The test statistic is:

\[ F = \frac{SSE(R) - SSE(F)}{(N-2)-(N-(r+1))} \Big/ \frac{SSE(F)}{N-(r+1)} \]

where:

  • \(SSE(R)\): Sum of squared errors for the reduced model.

  • \(SSE(F)\): Sum of squared errors for the full model.

  • \(N\): Total number of observations.

  • \(r\): Number of treatment groups.

Under \(H_0\), the statistic follows an \(F\)-distribution:

\[ F \sim F_{(r-1, N-(r+1))} \]


Comparisons of Treatment Effects

For \(r = 3\), we estimate:

Estimates and Variances for Treatment Comparisons
Comparison Estimate Variance of Estimator
\(\tau_1 - \tau_2\) \(\hat{\tau}_1 - \hat{\tau}_2\) \(var(\hat{\tau}_1) + var(\hat{\tau}_2) - 2cov(\hat{\tau}_1, \hat{\tau}_2)\)
\(\tau_1 - \tau_3\) \(2 \hat{\tau}_1 + \hat{\tau}_2\) \(4var(\hat{\tau}_1) + var(\hat{\tau}_2) - 4cov(\hat{\tau}_1, \hat{\tau}_2)\)
\(\tau_2 - \tau_3\) \(\hat{\tau}_1 + 2 \hat{\tau}_2\) \(var(\hat{\tau}_1) + 4var(\hat{\tau}_2) - 4cov(\hat{\tau}_1, \hat{\tau}_2)\)

24.6.2 Testing for Parallel Slopes

To check if slopes differ across treatments, we use the model:

\[ Y_{ij} = \mu_{.} + \tau_1 I_{ij,1} + \tau_2 I_{ij,2} + \gamma X_{ij} + \beta_1 I_{ij,1}X_{ij} + \beta_2 I_{ij,2}X_{ij} + \epsilon_{ij} \]

where:

  • \(\beta_1, \beta_2\): Interaction coefficients (slope differences across treatments).

Hypothesis Test

\[ \begin{aligned} &H_0: \beta_1 = \beta_2 = 0 \quad (\text{Slopes are equal}) \\ &H_a: \text{At least one } \beta \neq 0 \quad (\text{Slopes differ}) \end{aligned} \]

If the \(F\)-test fails to reject \(H_0\), then we assume parallel slopes.


24.6.3 Adjusted Means

The adjusted treatment means account for covariate effects:

\[ Y_{i.}(\text{adj}) = \bar{Y}_{i.} - \hat{\gamma}(\bar{X}_{i.} - \bar{X}_{..}) \]

where:

  • \(\bar{Y}_{i.}\): Observed mean response for treatment \(i\).

  • \(\hat{\gamma}\): Estimated regression coefficient.

  • \(\bar{X}_{i.}\): Mean covariate value for treatment \(i\).

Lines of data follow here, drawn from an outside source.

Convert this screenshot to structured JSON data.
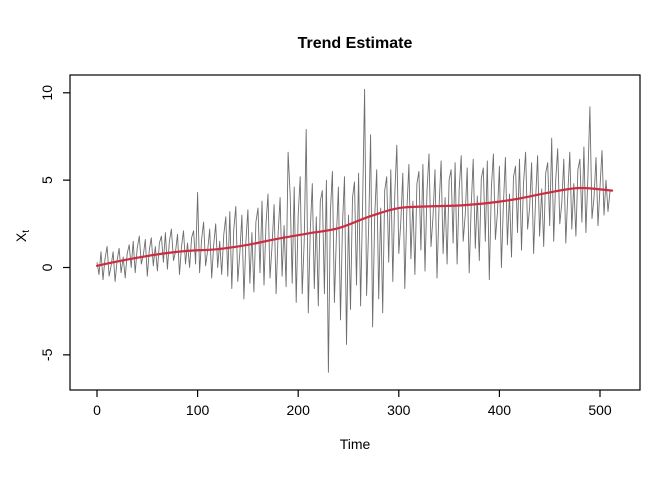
{
  "chart_data": {
    "type": "line",
    "title": "Trend Estimate",
    "xlabel": "Time",
    "ylabel": "X_t",
    "ylabel_main": "X",
    "ylabel_sub": "t",
    "xlim": [
      0,
      512
    ],
    "ylim": [
      -6.5,
      10.5
    ],
    "x_ticks": [
      0,
      100,
      200,
      300,
      400,
      500
    ],
    "y_ticks": [
      10,
      5,
      0,
      -5
    ],
    "grid": false,
    "legend": "none",
    "colors": {
      "observed": "#6e6e6e",
      "trend": "#cd2b42",
      "axis": "#000000"
    },
    "series": [
      {
        "name": "observed",
        "role": "noisy-series",
        "x_start": 0,
        "x_step": 2,
        "values": [
          0.3,
          -0.4,
          0.9,
          -0.7,
          0.5,
          1.2,
          -0.5,
          0.1,
          0.9,
          -0.8,
          0.4,
          1.1,
          -0.3,
          0.6,
          -0.6,
          0.8,
          1.3,
          0.0,
          1.5,
          -0.3,
          1.1,
          1.8,
          0.2,
          0.7,
          1.6,
          -0.5,
          1.0,
          1.7,
          0.1,
          1.2,
          -0.2,
          1.4,
          1.8,
          0.3,
          2.0,
          -0.1,
          1.5,
          2.2,
          0.4,
          0.9,
          1.9,
          -0.4,
          1.2,
          2.1,
          0.2,
          1.4,
          0.0,
          1.7,
          2.1,
          0.2,
          4.3,
          -0.3,
          1.6,
          2.6,
          0.1,
          1.0,
          2.2,
          -0.6,
          1.3,
          2.5,
          0.0,
          1.5,
          -0.4,
          1.9,
          2.9,
          -0.5,
          3.2,
          -1.2,
          2.2,
          3.5,
          -0.8,
          0.9,
          3.0,
          -1.8,
          1.5,
          3.3,
          -0.9,
          2.0,
          -1.4,
          2.6,
          3.4,
          -0.3,
          3.8,
          -1.0,
          2.5,
          4.2,
          -0.6,
          1.2,
          3.6,
          -1.5,
          1.9,
          4.0,
          -0.5,
          2.4,
          -1.1,
          6.6,
          4.1,
          -0.9,
          4.6,
          -2.0,
          3.0,
          5.2,
          -1.5,
          1.5,
          7.9,
          -2.6,
          2.2,
          4.8,
          -1.2,
          2.9,
          -2.2,
          3.8,
          4.4,
          -1.5,
          5.0,
          -6.0,
          3.2,
          5.5,
          -2.0,
          1.8,
          4.6,
          -3.0,
          2.5,
          5.2,
          -4.4,
          3.0,
          -2.4,
          4.0,
          4.9,
          -1.0,
          5.4,
          -2.2,
          3.6,
          10.2,
          -1.6,
          2.2,
          7.6,
          -3.4,
          2.9,
          5.6,
          -1.8,
          3.4,
          -2.6,
          4.4,
          5.2,
          0.3,
          5.6,
          -0.8,
          4.2,
          7.0,
          0.8,
          2.6,
          5.4,
          -1.2,
          3.2,
          5.9,
          0.5,
          3.8,
          -0.4,
          4.8,
          5.5,
          1.0,
          5.9,
          -0.2,
          4.4,
          6.5,
          1.2,
          2.9,
          5.6,
          -0.6,
          3.4,
          6.1,
          0.8,
          4.0,
          0.2,
          5.0,
          5.6,
          1.4,
          6.0,
          0.2,
          4.5,
          6.4,
          1.5,
          3.0,
          5.7,
          -0.3,
          3.5,
          6.2,
          1.1,
          4.1,
          0.4,
          5.1,
          5.7,
          1.5,
          6.1,
          -0.7,
          4.6,
          6.5,
          1.6,
          3.1,
          5.8,
          0.0,
          3.6,
          6.3,
          1.3,
          4.2,
          0.6,
          5.2,
          5.8,
          2.0,
          6.2,
          1.0,
          4.8,
          6.6,
          2.2,
          3.4,
          6.0,
          0.8,
          3.9,
          6.4,
          1.8,
          4.5,
          1.2,
          5.4,
          6.0,
          2.4,
          7.4,
          1.5,
          5.0,
          6.8,
          2.5,
          3.7,
          6.2,
          1.4,
          4.2,
          6.6,
          2.2,
          4.8,
          1.8,
          5.6,
          6.2,
          2.6,
          6.9,
          2.0,
          5.2,
          9.2,
          2.8,
          4.0,
          6.3,
          2.4,
          4.6,
          6.7,
          3.0,
          5.0,
          3.2,
          4.4
        ]
      },
      {
        "name": "trend",
        "role": "smooth-trend-line",
        "x": [
          0,
          30,
          60,
          90,
          120,
          150,
          180,
          210,
          240,
          270,
          300,
          330,
          360,
          390,
          420,
          450,
          480,
          512
        ],
        "y": [
          0.1,
          0.45,
          0.75,
          0.95,
          1.05,
          1.3,
          1.65,
          1.95,
          2.25,
          2.9,
          3.4,
          3.5,
          3.55,
          3.7,
          3.95,
          4.3,
          4.55,
          4.4
        ]
      }
    ]
  }
}
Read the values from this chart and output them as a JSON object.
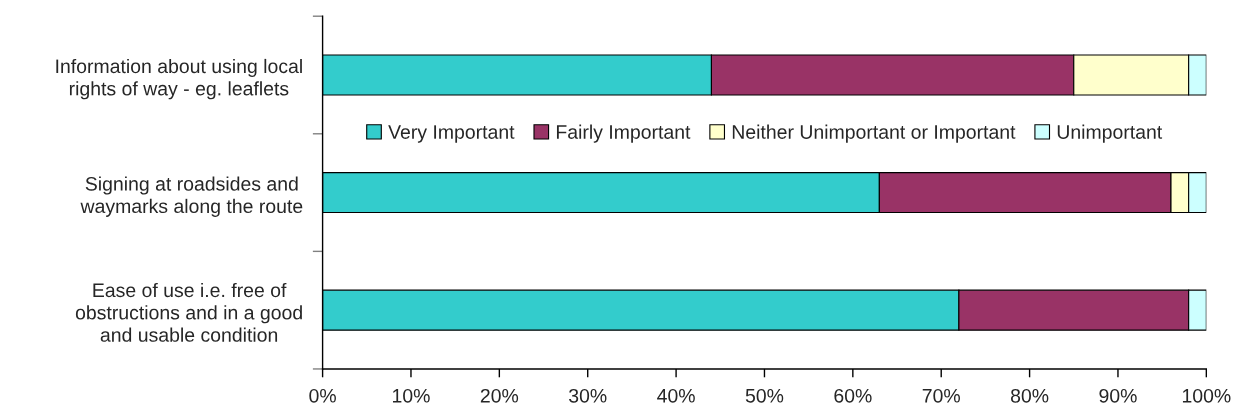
{
  "chart_data": {
    "type": "bar",
    "orientation": "horizontal",
    "stacked": true,
    "categories": [
      "Information about using local\nrights of way - eg. leaflets",
      "Signing at roadsides and\nwaymarks along the route",
      "Ease of use i.e. free of\nobstructions and in a good\nand usable condition"
    ],
    "series": [
      {
        "name": "Very Important",
        "color": "#33cccc",
        "values": [
          44,
          63,
          72
        ]
      },
      {
        "name": "Fairly Important",
        "color": "#993366",
        "values": [
          41,
          33,
          26
        ]
      },
      {
        "name": "Neither Unimportant or Important",
        "color": "#ffffcc",
        "values": [
          13,
          2,
          0
        ]
      },
      {
        "name": "Unimportant",
        "color": "#ccffff",
        "values": [
          2,
          2,
          2
        ]
      }
    ],
    "xlim": [
      0,
      100
    ],
    "xticks": [
      {
        "value": 0,
        "label": "0%"
      },
      {
        "value": 10,
        "label": "10%"
      },
      {
        "value": 20,
        "label": "20%"
      },
      {
        "value": 30,
        "label": "30%"
      },
      {
        "value": 40,
        "label": "40%"
      },
      {
        "value": 50,
        "label": "50%"
      },
      {
        "value": 60,
        "label": "60%"
      },
      {
        "value": 70,
        "label": "70%"
      },
      {
        "value": 80,
        "label": "80%"
      },
      {
        "value": 90,
        "label": "90%"
      },
      {
        "value": 100,
        "label": "100%"
      }
    ],
    "legend": "top"
  }
}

  • \(\bar{X}_{..}\): Overall mean covariate value.

This provides estimated treatment means after controlling for covariate effects.

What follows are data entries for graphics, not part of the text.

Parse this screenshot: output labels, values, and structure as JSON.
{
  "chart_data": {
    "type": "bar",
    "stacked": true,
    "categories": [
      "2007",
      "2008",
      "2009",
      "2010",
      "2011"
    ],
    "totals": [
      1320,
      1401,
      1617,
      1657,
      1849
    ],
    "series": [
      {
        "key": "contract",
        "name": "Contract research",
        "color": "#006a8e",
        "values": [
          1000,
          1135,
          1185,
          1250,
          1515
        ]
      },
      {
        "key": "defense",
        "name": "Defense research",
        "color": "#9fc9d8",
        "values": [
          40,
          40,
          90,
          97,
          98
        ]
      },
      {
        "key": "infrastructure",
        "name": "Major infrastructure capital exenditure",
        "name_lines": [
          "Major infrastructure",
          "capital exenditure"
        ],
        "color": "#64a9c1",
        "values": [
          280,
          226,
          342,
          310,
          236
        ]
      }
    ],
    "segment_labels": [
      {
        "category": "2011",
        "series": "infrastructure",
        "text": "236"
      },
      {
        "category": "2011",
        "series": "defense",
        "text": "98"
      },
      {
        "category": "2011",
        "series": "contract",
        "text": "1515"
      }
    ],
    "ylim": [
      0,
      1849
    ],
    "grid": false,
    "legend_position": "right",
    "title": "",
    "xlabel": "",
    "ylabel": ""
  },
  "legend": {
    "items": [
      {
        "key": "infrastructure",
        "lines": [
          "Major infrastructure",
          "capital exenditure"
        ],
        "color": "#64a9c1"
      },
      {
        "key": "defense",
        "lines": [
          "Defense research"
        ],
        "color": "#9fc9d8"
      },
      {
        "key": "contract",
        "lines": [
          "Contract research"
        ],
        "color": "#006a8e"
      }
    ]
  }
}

This chapter has provided an exploration of ANOVA, a foundational technique for comparing group means across multiple experimental conditions. Beginning with the Completely Randomized Design, we established the basic framework for understanding how ANOVA partitions variability. We then extended the discussion to Nonparametric ANOVA, accommodating situations where the assumptions of traditional ANOVA are violated.

Subsequent sections introduced advanced designs such as Randomized Block and Nested Designs, which offer increased precision and control over variability by accounting for structured sources of heterogeneity. We also addressed Sample Size Planning, emphasizing the importance of statistical power and design efficiency. Finally, we examined the Single Factor Covariance Model, integrating covariates into the ANOVA framework to adjust for confounding variables and improve estimation accuracy.

Together, these topics equip the reader with the methodological rigor needed to design, implement, and interpret experiments involving multiple group comparisons in complex real-world settings.